If you put all your wealth together to pay off the Latin American nations’ foreign debt, Your balance would only be sufficient to pay the amounts from countries such as Bolivia, Honduras, Nicaragua and Guatemala.
The 100 richest Bitcoin wallets in their favor have an average balance of just over $ 25 trillion at the current exchange rate, which is around 2.69 million BTC.
These purses, which are often cataloged as Bitcoin whales, could perfectly take on the sovereign debt of one of the above countries. something that in practice would be equivalent to “owning” these nations.
The richest wallet on the list corresponds to the cold store of the Huobi exchange, which has a balance of 255,502 BTC in favor of approximately $ 2,413 million.
His balance would hardly be enough to settle a quarter of the smallest foreign debt of the group of countries examined, which corresponds to the Central American nation of Guatemala.
A scourge that doesn’t end
A country’s external debt is defined as the set of obligations that a country has towards other countries or institutions. It is usually in the hands of foreign creditors, be it individuals, financial institutions like the IMF, WB or governments.
Under normal conditions, loans are granted to cover investments in large infrastructures or to cover unforeseen costs due to natural disasters.
However, the region has long had macroeconomic disasters that, regardless of their ideology, had different countries, which led to a recurring practice of debt cycle by cycle and created a spiral of inflation debt that was impossible for the vast majority of countries to pay.

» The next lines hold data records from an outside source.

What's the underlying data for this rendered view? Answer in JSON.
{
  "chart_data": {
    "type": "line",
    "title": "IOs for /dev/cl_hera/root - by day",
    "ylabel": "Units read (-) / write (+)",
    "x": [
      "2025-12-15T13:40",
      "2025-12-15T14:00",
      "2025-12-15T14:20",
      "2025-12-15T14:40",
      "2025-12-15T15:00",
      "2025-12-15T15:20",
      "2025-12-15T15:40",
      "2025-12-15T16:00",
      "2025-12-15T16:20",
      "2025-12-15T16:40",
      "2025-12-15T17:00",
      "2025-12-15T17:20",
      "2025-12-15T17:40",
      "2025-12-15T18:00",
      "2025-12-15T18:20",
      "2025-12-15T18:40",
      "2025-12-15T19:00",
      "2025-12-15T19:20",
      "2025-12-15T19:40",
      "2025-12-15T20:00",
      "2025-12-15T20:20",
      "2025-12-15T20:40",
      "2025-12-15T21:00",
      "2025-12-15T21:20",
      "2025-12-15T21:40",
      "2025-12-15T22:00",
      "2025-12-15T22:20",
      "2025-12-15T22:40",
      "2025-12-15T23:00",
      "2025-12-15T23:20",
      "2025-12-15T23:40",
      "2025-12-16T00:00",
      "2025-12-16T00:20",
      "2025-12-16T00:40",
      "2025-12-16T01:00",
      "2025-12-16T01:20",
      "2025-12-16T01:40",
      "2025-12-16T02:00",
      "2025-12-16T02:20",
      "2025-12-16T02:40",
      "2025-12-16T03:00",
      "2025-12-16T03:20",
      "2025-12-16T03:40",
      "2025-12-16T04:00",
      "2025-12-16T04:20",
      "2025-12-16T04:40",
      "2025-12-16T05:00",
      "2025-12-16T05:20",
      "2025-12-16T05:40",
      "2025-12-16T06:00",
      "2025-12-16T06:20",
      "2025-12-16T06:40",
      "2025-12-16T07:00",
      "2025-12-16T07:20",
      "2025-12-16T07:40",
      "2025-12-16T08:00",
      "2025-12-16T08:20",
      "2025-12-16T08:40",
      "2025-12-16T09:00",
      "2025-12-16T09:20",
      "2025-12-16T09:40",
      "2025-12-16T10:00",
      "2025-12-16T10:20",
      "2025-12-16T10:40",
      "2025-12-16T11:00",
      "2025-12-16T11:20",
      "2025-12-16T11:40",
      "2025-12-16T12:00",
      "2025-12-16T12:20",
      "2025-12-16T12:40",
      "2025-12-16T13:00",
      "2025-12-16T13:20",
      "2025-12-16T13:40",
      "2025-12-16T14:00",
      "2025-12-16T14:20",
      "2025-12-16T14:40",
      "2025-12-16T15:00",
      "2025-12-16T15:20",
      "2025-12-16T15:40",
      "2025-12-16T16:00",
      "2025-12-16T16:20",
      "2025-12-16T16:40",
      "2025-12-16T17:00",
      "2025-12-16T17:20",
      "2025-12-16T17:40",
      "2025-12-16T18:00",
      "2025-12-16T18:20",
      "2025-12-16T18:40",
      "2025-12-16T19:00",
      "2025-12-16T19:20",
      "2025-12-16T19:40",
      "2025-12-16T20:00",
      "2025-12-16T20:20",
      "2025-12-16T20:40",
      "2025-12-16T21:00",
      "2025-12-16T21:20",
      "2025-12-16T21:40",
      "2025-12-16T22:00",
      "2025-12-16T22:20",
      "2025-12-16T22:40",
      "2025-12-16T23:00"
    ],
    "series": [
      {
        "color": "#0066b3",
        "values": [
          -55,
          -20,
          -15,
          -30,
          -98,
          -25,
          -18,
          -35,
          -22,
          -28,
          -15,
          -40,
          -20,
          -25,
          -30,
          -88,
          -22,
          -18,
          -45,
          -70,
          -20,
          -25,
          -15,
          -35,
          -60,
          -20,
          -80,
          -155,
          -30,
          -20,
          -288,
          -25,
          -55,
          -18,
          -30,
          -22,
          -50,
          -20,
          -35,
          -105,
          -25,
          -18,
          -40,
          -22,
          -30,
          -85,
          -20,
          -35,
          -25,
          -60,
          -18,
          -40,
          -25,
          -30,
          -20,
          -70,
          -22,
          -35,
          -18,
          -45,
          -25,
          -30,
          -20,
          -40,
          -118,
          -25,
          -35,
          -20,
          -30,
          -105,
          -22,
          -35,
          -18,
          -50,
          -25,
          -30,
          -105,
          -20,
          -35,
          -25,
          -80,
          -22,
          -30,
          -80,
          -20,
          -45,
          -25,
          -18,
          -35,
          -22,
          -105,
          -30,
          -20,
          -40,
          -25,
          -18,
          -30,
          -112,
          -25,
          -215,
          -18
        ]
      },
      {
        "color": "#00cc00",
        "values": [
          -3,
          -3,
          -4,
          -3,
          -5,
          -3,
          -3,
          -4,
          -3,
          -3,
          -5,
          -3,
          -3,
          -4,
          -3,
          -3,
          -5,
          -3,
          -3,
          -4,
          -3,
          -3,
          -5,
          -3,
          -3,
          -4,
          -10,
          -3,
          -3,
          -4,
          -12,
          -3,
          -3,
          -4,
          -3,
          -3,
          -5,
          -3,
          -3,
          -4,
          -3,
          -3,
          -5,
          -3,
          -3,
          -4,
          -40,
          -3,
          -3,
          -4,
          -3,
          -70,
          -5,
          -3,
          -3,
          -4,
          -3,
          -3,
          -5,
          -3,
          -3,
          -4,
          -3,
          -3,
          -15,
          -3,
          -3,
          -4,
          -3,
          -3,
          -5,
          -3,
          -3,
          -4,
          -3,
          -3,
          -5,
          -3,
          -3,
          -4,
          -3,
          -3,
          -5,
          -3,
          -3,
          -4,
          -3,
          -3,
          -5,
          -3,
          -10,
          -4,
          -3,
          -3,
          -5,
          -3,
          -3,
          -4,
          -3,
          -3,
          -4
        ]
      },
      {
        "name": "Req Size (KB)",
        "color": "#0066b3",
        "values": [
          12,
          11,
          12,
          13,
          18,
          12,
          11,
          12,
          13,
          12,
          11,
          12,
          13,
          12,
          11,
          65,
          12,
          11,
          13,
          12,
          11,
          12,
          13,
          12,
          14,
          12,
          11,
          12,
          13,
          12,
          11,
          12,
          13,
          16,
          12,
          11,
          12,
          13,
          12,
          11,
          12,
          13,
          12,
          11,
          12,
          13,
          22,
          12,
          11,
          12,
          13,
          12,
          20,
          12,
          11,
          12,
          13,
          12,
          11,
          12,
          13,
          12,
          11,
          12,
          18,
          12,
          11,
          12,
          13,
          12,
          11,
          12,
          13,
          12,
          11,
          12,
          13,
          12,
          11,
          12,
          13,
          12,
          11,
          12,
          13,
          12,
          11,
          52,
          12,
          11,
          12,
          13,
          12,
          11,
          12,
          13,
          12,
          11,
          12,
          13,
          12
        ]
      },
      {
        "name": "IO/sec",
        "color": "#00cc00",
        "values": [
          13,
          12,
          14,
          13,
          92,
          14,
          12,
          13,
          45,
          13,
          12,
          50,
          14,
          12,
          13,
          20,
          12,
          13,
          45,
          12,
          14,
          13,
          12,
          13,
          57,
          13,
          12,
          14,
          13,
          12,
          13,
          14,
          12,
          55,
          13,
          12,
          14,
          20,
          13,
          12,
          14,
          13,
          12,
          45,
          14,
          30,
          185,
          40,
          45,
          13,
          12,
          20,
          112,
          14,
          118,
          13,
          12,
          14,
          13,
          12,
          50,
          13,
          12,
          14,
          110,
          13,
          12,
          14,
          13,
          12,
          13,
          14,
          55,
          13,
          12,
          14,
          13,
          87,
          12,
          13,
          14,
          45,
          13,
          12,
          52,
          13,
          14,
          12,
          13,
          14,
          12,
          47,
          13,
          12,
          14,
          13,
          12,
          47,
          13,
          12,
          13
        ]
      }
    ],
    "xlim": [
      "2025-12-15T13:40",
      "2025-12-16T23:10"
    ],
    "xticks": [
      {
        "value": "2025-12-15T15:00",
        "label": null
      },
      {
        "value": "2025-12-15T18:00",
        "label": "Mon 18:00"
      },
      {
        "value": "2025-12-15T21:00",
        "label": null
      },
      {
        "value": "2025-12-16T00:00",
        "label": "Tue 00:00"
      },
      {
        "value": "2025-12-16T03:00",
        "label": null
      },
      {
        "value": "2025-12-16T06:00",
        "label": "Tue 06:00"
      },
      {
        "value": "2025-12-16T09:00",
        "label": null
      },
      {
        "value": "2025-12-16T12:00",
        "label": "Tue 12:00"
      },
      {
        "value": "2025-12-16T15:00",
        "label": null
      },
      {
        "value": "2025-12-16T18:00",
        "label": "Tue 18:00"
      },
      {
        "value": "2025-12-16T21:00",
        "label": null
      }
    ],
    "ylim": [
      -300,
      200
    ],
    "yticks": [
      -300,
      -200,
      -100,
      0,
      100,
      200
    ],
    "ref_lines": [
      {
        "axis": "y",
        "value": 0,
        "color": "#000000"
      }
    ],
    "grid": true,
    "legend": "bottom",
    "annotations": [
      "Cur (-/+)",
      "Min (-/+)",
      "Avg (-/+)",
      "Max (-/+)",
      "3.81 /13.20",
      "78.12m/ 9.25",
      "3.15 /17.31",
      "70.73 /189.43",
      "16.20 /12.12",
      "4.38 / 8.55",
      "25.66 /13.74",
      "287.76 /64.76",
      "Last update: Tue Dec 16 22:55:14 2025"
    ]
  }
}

Despite the oil price boom in the past decade, producing countries like Venezuela have been unable to save the extraordinary funds from oil exports that would allow them to meet their debt obligations.
The current pandemic situation promises a darker scenario for many countries in the region, and in this sense some economies have already started to improve the balance of their external debt through new loans to government institutions.
All of this forces you to stop learning To what extent can traditional financing systems be implemented in our economies without the support of disruptive technologies such as blockchain? This enables us to emulate more transparent and advanced systems that focus on digital currencies and enable a circular economy to offset the efforts that each of its citizens make for the sustainable development of a nation.
Currently, not all of the Bitcoin in circulation with all the power it represents for the decentralized alternative finance market may be enough to remove the scourge in the region at least at the current price.
The views and opinions expressed here are solely those of author and do not necessarily reflect Cointelegraph’s views. Every investment and trade movement involves risks. You have to do your own research when making a decision.